À cette disparité de l’offre locative s’ajoutent des conditions d’accès particulièrement contraignantes : les bailleurs exigent fréquemment trois mois de loyer versés d’avance, auxquels s’ajoutent une caution ainsi que des frais d’agence, autant d’obstacles qui rendent le logement formel inaccessible pour une majorité de travailleurs précaires. Cette configuration exclut structurellement les jeunes actifs, les femmes seules, ainsi que les familles nombreuses, les reléguant aux marges du tissu urbain, dans des habitations informelles et insalubres.
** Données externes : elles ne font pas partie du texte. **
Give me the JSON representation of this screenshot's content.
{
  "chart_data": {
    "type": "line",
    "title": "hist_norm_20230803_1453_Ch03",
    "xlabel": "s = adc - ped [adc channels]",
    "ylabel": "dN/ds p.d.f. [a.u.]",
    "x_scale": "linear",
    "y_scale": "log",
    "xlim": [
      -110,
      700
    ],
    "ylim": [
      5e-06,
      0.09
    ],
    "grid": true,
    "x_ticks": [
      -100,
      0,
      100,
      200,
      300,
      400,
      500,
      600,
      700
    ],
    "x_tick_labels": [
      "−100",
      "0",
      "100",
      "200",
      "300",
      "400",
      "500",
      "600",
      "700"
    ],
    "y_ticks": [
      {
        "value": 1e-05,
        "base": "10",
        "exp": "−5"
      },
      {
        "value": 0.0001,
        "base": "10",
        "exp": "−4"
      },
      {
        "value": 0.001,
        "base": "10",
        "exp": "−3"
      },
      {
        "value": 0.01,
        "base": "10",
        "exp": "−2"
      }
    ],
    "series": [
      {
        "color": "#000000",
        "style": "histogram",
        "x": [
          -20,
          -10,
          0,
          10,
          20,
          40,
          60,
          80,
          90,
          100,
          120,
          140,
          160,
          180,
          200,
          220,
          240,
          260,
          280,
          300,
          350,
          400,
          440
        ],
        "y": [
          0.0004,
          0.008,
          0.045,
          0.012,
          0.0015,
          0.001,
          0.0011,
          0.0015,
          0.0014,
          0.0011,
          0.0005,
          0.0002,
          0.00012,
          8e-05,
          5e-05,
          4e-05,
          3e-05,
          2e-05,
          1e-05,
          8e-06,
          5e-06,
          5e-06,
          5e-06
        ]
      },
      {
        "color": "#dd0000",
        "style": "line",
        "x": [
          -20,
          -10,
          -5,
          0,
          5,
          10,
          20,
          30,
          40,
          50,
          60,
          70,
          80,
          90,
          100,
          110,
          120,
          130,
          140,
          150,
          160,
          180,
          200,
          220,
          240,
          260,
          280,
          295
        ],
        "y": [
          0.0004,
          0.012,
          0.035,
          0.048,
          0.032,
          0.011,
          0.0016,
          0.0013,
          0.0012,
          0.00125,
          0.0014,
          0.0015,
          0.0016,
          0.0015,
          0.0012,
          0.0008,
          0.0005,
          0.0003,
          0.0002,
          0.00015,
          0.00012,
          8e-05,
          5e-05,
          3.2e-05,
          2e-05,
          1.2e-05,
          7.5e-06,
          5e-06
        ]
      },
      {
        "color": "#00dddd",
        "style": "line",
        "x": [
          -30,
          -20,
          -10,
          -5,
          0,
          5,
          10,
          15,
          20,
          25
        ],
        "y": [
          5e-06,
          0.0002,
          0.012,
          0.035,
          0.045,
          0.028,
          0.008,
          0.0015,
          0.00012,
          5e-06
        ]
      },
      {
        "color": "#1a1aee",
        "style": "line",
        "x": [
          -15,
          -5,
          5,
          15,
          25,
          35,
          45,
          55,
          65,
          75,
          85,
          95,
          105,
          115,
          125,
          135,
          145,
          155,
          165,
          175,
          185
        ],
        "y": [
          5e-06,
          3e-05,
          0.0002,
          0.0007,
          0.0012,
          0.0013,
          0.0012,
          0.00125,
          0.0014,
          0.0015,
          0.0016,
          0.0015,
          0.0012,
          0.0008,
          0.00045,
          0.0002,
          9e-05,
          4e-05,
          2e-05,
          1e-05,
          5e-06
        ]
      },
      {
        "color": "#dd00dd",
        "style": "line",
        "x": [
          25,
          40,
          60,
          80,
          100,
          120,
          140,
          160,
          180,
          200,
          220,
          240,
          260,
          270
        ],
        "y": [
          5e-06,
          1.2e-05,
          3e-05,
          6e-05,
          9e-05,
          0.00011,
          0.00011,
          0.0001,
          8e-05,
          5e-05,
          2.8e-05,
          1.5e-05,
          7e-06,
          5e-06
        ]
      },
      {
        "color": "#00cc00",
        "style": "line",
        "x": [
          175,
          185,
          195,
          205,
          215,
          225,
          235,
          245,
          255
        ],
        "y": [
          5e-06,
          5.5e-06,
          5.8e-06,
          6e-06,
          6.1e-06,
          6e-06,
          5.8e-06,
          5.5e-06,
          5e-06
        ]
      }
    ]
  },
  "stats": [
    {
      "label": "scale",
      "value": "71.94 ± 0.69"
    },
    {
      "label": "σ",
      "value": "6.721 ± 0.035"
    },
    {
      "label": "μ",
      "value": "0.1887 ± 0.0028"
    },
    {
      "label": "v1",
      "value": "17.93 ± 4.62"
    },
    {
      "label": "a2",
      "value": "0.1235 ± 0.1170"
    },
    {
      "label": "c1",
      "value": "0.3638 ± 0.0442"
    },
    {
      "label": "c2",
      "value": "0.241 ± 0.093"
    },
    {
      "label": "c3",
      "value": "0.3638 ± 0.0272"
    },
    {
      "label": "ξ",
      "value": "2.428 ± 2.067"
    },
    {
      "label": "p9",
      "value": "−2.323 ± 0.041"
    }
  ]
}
Ces dernières se développent en dehors de tout cadre réglementaire, contribuant à renforcer la fragmentation socio-spatiale de la ville et à entretenir un cycle de vulnérabilité chronique.

Sur le plan sanitaire, la situation est tout aussi alarmante. Malgré les promesses de réforme, la santé reste majoritairement payante. Les hôpitaux publics exigent un paiement dès l’entrée, pour la consultation comme pour les soins. La couverture sociale est réservée à une minorité : agents de l’État, cadres des grandes entreprises, voire certains expatriés. Le reste de la population, soit plus de 70 % des citoyens, doit financer ses soins sur fonds propres ou renoncer à se soigner.

En matière d’éducation, celle-ci tend à devenir un privilège réservé à une minorité. La scolarisation d’un enfant dans un établissement privé représente un coût moyen de 800 000 francs guinéens par mois, un montant hors de portée pour les familles vivant au niveau du salaire minimum. Néanmoins, ce choix est fréquemment assumé par les classes moyennes salariées, qui cherchent à pallier les carences du système public, tant sur le plan de la qualité pédagogique que des infrastructures. Dans de nombreuses zones périurbaines, l’offre éducative publique est soit inexistante, soit gravement déficiente. Cette absence contraint les familles à se tourner vers des établissements privés ou pousse les jeunes à parcourir plusieurs kilomètres pour accéder à une structure scolaire. Ce contexte contribue à creuser une fracture éducative structurelle, dans laquelle seuls les ménages disposant des ressources nécessaires peuvent offrir à leurs enfants une éducation propice à une éventuelle mobilité sociale.

Conclusion : la monnaie comme révélateur d’un ordre social déliquescent

Ainsi, l’analyse du franc guinéen ne saurait se limiter à une question technique de taux de change ou d’inflation. Elle révèle une disjonction profonde entre l’appareil d’État, les institutions financières et les réalités quotidiennes des citoyens. Le franc guinéen, jadis symbole de souveraineté monétaire, est devenu le révélateur d’un système économique profondément inégalitaire, où les mécanismes de redistribution sont inefficaces, voire inexistants.

La désintégration de la valeur monétaire, l’effondrement du pouvoir d’achat, l’hégémonie de l’économie informelle, l’asymétrie des revenus et l’inaccessibilité des services fondamentaux— autant de symptômes qui, mis bout à bout, dessinent une économie de la précarité généralisée. En ce sens, la monnaie ne reflète plus la richesse d’un pays, mais son impuissance à garantir la dignité de ses citoyens.